Un président chilien assassiné, la nouvelle vague du cinéma brésilien, le mariage insolite d’une cinéaste mythique et d’un jeune artiste contemporain… Qu’ont-ils en commun? Un Œil d’or.
Depuis 2015 trois films ont été distingués au Festival de Cannes par le prix du documentaire (et trois autres ont reçus une mention). Ils comptent parmi les multiples facettes de cet art protéiforme, regard libre et curieux des cinéastes témoins du monde.

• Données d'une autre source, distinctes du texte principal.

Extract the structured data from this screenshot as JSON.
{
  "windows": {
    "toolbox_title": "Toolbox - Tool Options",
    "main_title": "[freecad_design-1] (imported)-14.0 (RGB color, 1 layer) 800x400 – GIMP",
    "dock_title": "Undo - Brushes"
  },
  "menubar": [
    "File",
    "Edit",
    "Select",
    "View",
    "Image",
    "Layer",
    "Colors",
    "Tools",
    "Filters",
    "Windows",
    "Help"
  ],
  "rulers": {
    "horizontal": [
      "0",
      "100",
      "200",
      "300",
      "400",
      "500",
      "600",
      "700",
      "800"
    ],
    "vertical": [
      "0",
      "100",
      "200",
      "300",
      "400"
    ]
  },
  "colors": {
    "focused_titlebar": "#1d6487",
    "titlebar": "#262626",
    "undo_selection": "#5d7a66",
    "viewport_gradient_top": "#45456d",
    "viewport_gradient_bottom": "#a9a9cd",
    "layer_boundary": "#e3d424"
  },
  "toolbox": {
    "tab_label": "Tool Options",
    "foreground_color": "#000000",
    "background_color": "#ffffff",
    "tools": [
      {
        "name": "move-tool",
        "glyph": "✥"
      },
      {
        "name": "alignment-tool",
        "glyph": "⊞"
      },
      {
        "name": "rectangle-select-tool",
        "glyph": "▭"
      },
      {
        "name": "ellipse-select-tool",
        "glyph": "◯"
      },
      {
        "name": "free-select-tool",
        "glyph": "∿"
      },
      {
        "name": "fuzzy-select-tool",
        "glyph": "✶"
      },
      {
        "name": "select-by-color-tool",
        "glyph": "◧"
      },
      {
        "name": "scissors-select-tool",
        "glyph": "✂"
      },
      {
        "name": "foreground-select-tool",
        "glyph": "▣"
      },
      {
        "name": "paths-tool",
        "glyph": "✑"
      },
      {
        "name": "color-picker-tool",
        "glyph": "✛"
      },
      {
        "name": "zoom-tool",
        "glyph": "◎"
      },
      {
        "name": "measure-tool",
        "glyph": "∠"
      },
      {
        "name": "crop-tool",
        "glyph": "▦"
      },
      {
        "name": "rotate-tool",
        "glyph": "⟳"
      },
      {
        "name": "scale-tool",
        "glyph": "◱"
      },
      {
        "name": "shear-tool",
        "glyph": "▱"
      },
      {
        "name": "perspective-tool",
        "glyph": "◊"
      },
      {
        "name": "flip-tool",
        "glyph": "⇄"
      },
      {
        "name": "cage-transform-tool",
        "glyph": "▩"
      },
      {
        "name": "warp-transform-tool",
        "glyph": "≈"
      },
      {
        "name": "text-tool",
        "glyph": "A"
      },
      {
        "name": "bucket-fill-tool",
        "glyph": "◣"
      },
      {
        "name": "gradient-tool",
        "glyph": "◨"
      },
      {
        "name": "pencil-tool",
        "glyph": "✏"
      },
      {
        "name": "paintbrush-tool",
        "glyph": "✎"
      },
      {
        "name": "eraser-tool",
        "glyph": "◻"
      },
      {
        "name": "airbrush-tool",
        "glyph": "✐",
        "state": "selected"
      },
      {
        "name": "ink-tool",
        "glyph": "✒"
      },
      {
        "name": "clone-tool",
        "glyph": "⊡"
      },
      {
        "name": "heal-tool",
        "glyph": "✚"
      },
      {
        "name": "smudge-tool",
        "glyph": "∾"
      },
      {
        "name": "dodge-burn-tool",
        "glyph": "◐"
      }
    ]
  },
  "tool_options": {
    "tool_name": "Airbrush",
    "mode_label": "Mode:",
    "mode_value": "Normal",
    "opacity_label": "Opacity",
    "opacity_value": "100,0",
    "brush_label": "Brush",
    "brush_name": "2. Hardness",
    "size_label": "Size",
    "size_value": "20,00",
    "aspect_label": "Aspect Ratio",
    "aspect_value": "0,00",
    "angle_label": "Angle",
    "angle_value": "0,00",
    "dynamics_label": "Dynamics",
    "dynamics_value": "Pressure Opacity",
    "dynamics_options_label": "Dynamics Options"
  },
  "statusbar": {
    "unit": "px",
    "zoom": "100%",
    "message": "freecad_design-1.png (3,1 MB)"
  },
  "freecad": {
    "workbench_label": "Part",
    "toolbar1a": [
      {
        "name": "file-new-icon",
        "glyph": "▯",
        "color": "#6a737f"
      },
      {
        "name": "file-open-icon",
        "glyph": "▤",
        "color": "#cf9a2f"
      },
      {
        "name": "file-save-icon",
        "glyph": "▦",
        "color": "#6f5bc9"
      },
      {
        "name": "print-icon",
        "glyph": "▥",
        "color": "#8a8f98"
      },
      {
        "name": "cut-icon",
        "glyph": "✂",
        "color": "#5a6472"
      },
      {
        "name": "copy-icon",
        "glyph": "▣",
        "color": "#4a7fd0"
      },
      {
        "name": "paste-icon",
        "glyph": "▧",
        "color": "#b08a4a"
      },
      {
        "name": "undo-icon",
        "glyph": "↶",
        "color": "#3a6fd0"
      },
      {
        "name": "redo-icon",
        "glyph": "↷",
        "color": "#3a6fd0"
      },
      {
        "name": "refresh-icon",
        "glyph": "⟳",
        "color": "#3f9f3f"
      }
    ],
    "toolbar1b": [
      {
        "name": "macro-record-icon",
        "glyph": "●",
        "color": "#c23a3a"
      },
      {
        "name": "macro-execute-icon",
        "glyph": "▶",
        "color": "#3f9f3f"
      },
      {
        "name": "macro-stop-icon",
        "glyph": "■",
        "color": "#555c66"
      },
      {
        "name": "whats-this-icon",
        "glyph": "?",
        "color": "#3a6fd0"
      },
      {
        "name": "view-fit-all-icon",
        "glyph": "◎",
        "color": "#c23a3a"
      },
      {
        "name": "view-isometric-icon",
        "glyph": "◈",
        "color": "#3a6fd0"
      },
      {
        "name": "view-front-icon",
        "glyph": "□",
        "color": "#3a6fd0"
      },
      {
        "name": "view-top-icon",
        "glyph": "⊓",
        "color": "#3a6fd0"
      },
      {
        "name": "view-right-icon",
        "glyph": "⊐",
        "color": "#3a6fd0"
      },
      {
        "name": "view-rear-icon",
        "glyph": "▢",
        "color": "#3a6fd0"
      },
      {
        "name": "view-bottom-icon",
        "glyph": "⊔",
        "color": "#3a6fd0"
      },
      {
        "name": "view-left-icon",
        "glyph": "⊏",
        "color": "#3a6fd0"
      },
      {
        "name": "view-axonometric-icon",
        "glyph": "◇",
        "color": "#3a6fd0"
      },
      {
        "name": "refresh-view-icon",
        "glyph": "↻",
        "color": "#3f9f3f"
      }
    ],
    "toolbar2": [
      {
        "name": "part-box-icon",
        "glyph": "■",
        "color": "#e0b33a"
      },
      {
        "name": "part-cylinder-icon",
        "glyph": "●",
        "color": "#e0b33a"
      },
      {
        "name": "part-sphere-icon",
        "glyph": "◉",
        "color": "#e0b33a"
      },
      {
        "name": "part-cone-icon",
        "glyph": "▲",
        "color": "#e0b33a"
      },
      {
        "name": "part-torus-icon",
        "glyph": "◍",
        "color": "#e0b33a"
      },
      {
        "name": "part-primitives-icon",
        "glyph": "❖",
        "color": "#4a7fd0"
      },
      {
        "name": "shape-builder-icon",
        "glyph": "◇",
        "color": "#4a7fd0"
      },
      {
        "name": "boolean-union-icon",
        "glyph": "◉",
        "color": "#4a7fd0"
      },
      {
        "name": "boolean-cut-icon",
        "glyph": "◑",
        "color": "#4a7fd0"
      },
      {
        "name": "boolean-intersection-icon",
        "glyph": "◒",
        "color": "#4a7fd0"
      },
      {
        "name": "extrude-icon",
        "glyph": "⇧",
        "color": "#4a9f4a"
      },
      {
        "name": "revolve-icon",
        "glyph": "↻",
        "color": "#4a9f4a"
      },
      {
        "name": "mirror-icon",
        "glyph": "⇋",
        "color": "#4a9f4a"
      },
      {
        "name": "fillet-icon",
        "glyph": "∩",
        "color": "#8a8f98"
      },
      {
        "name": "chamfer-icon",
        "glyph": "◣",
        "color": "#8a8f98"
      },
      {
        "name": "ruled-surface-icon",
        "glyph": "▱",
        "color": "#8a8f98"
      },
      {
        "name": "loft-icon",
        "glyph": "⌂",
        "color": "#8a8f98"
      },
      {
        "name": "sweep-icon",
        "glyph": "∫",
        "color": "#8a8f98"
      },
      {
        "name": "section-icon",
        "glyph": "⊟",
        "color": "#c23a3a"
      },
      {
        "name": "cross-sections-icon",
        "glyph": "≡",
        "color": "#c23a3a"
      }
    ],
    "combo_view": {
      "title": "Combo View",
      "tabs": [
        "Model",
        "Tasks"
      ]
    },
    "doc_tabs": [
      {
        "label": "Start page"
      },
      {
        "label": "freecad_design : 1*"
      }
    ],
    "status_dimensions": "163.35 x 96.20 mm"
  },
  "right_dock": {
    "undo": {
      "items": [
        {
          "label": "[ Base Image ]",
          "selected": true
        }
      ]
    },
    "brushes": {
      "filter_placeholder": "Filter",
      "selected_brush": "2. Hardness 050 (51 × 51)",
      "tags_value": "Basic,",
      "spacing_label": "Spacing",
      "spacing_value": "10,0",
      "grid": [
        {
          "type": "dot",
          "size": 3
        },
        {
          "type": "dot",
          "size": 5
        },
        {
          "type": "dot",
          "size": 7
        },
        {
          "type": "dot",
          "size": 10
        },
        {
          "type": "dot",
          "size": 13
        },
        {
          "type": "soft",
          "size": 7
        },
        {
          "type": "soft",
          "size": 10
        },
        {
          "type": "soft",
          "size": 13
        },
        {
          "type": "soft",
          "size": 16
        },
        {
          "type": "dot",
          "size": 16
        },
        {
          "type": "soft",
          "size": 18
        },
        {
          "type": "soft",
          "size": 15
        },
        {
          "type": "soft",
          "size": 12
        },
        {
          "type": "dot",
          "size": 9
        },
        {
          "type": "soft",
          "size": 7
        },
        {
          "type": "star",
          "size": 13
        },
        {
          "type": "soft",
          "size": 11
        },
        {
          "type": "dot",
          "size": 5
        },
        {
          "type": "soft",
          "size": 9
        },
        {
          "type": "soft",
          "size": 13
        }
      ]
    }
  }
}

Notre monde a besoin d’être éprouvé, rêvé, immortalisé, interrogé, grâce aux réalisateurs et réalisatrices, leur compassion, leur humour et leur amour, pour mieux le comprendre, le digérer et pourquoi pas espérer l’améliorer.
Qui cette année touchera le plus le cœur et l’âme du jury parmi ces dix-sept films ? C‘est en tout cas la promesse d’un beau voyage, une ouverture sur tous les genres du documentaire, du cinéma-direct à l’animation…
Comme dit Thierry Garrel : «on pensait que le documentaire était une péninsule du cinéma, on a compris que c’est un continent tout entier ».